6.5.19. Using indicator variables in a latent variable model¶
Indicator variables, also called dummy variables, are most often binary variables that indicate the presence or absence of a certain effect. For example, a variable that shows if reactor A or reactor B was used. Its value is either a 0 or a 1 in the data matrix \(\mathbf{X}\). It’s valid to include these sort of variables in a principal component analysis model where they are used and interpreted as any other continuous variable.
Sometimes these variables are imported into the computer software, but not used in the model. They are only used in the display of results, where the indicator variable is shown in a different colour or with a different marker shape.
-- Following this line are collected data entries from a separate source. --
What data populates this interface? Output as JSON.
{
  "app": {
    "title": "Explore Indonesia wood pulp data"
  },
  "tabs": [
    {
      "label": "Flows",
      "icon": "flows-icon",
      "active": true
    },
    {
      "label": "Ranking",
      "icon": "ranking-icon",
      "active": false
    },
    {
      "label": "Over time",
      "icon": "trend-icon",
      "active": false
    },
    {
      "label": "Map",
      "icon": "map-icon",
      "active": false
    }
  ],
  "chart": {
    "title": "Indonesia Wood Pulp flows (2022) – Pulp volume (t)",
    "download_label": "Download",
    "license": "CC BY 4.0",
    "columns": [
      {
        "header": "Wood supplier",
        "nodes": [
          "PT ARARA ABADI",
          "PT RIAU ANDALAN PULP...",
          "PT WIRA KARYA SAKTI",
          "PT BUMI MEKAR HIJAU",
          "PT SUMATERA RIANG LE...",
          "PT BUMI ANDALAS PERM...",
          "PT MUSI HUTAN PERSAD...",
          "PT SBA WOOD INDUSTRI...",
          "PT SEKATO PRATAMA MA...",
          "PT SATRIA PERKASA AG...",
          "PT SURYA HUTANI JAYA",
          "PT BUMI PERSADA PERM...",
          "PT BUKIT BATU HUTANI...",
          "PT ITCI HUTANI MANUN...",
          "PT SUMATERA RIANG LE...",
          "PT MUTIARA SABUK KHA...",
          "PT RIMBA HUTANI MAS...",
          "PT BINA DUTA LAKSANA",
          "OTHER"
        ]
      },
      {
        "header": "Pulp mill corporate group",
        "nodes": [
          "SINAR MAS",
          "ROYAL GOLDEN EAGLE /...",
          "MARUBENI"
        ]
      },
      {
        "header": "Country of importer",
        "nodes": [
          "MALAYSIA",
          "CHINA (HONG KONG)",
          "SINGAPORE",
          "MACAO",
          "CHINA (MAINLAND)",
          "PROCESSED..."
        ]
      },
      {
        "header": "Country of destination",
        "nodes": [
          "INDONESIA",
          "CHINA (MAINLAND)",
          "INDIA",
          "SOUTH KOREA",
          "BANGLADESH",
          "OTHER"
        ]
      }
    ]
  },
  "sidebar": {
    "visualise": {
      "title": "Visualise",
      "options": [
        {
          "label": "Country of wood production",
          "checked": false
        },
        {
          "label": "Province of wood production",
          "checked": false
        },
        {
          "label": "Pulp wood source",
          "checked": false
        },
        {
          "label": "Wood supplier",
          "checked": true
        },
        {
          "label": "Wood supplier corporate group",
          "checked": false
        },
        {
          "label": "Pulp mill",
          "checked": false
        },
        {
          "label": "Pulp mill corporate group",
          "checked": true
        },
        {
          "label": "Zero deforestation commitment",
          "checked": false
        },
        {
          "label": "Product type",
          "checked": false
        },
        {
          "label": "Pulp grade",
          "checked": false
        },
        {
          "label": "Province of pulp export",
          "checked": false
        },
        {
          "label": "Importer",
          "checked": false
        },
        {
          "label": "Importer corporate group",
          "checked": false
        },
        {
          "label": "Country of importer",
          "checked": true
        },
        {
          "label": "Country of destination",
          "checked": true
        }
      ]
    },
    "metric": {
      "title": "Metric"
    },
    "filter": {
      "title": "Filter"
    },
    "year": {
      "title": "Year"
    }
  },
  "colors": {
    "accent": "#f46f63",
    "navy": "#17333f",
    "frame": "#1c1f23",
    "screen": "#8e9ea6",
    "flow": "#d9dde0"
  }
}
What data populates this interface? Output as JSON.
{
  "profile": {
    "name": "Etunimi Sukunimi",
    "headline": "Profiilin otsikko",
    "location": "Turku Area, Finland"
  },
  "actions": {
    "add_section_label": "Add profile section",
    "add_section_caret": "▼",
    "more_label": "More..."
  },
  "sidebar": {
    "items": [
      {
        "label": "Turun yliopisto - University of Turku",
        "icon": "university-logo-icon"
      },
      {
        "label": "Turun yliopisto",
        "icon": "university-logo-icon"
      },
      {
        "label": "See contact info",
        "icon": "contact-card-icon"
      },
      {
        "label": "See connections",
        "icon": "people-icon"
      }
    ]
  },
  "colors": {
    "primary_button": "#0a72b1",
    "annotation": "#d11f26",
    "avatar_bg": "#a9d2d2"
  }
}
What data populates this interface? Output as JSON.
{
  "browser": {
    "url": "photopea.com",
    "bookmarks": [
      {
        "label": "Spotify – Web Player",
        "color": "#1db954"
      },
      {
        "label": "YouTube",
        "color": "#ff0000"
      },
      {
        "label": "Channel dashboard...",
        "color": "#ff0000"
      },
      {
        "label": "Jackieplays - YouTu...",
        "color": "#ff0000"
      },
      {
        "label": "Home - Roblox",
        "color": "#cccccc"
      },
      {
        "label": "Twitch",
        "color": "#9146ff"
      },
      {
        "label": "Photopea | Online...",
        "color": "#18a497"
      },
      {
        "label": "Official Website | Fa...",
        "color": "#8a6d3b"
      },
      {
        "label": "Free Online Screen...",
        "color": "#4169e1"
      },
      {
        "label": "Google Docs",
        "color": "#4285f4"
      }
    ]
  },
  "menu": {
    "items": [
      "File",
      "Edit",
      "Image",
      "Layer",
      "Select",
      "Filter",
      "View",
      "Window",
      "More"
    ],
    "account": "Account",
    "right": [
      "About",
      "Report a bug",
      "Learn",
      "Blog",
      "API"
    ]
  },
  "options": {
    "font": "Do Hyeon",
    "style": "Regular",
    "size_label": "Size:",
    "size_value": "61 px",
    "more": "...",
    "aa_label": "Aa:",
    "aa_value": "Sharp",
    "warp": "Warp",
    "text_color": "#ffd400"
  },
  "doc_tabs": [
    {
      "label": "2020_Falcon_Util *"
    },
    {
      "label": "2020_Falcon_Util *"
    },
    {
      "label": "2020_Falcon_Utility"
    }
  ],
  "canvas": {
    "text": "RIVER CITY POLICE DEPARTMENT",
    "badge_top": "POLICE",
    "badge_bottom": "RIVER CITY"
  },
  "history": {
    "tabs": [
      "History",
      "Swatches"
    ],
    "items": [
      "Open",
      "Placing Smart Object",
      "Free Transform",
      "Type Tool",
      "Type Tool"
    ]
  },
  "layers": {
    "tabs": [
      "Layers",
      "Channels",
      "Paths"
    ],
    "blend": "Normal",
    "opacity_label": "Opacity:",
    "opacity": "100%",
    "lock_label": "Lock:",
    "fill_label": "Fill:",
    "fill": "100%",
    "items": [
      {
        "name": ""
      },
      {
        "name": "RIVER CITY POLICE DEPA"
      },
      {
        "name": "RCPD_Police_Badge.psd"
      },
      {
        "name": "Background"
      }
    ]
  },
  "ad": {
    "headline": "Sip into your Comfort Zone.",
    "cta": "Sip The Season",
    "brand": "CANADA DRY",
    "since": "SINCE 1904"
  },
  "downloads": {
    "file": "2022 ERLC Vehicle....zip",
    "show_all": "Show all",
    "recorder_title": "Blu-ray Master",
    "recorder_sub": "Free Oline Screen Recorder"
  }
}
We will see an example of this for process troubleshooting, to help isolate causes for poor yield from a process:

If the variable is included in the model then it is centered and scaled (preprocessed) like any other variable. Care must be taken to make sure this variable is reasonably balanced. There is no guide as to how balanced it needs to be, but there should be a good number of observations of both zeros and ones. The extreme case is where there are \(N\) observations, and only 1 of them is a zero or a one, and the other \(N-1\) observations are the rest. You are not likely to learn much from this variable in any case; furthermore, the scaling for this variable will be poor (the variance will be small, so dividing by this small variance will inflate that variable’s variance).
Interpreting these sort of variables in a loading plot is also no different; strong correlations with this variable are interpreted in the usual way.